CSP power plants with storage already are running in Spain. Developers such as Solar Trust and SolarReserve have designed storage into their projects in the United States as well. Although including storage means adding costs, the greater ability to provide power on demand makes a CSP plant more valuable than one without storage or with PV, Georgis said.

“Las Vegas’ demand stays warm into the evening, when all the lights are turned on. We can operate like a conventional power plant. We can displace conventional generation,” he added.

Researchers are working on boosting the temperatures of the molten salt so that a smaller amount of it is necessary to produce the same amount of electricity, Ho said. Finding materials that will keep molten salt stable at high temperatures is another goal. Right now, molten salt can start to decompose and cause plugged pipes and valves when it reaches 600-650 degrees Celsius.

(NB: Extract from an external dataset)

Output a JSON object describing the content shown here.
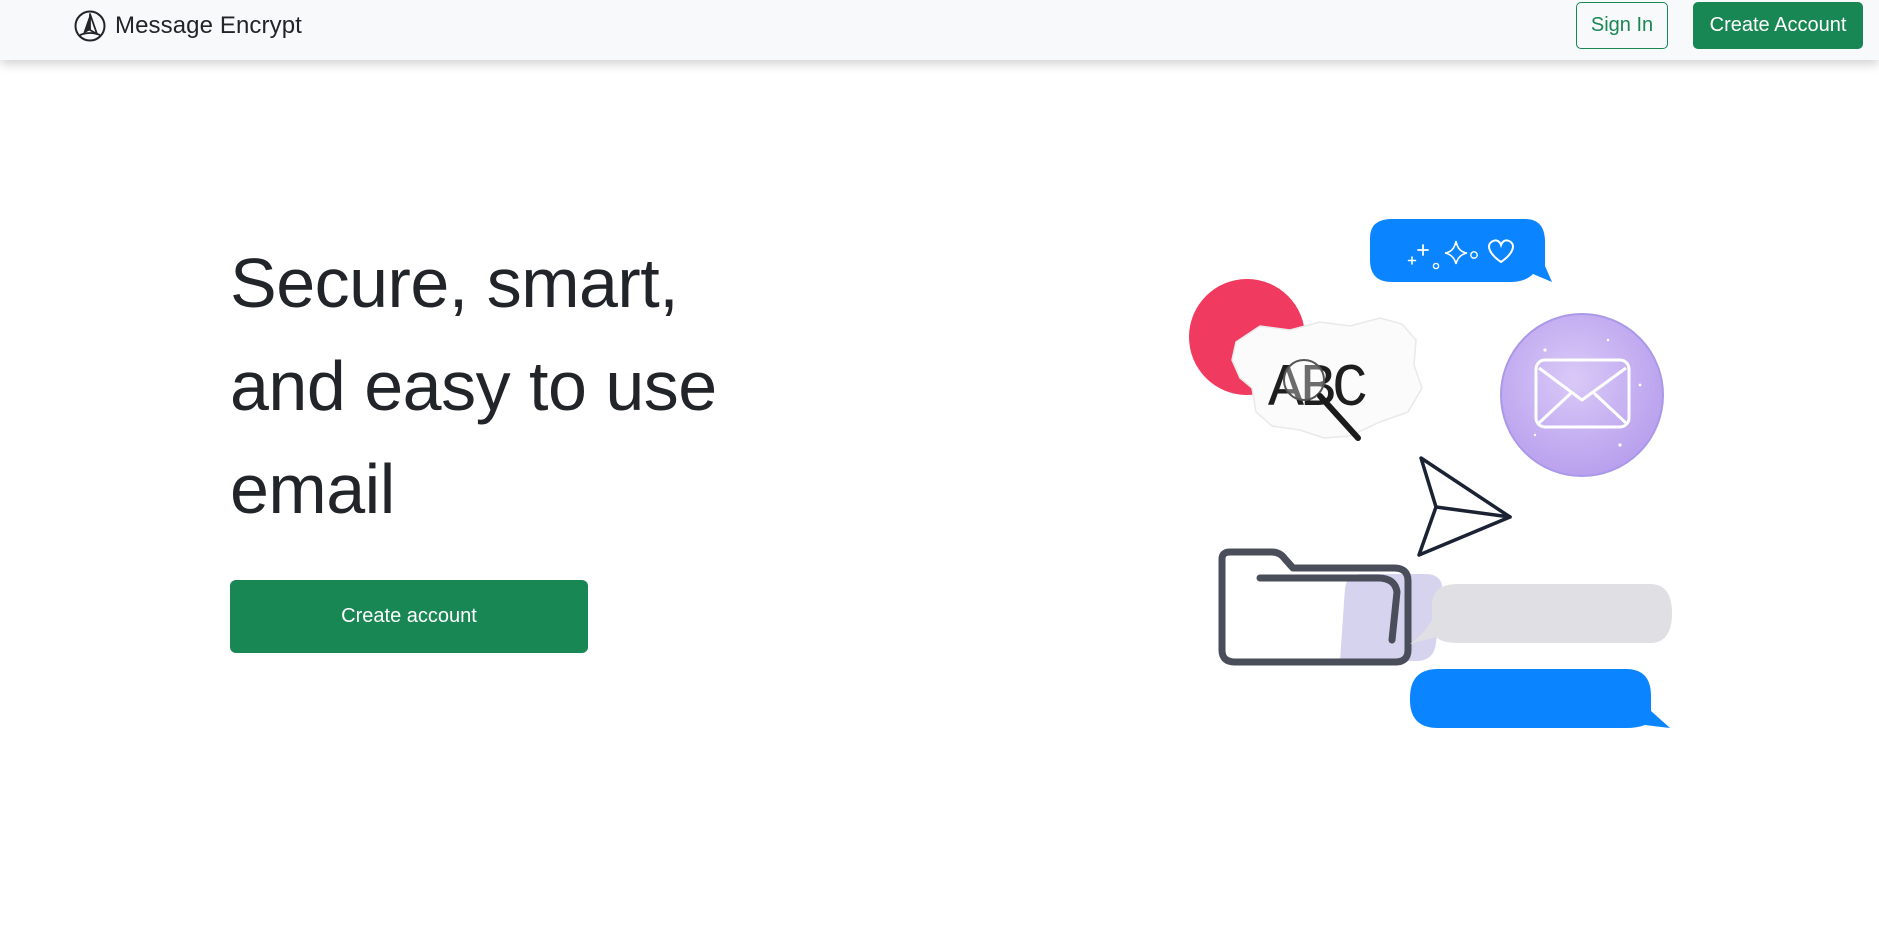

Improving the reflectivity of the reflectors is another research focus. Schmidt said the latest reflector design by Solar Millennium and its R&D partners have created larger and more efficient reflectors that come with fewer parts for easy assembly. At Sandia, meanwhile, researchers plan to test a metalized polymer film produced by 3M to see how it compares with glass reflectors, HO said. This project is set to start this summer.

"We want to look at the peak flux, total power, and beam size and shape to see if we can get a tight beam on the receiver with these metalized reflective films,” Ho said.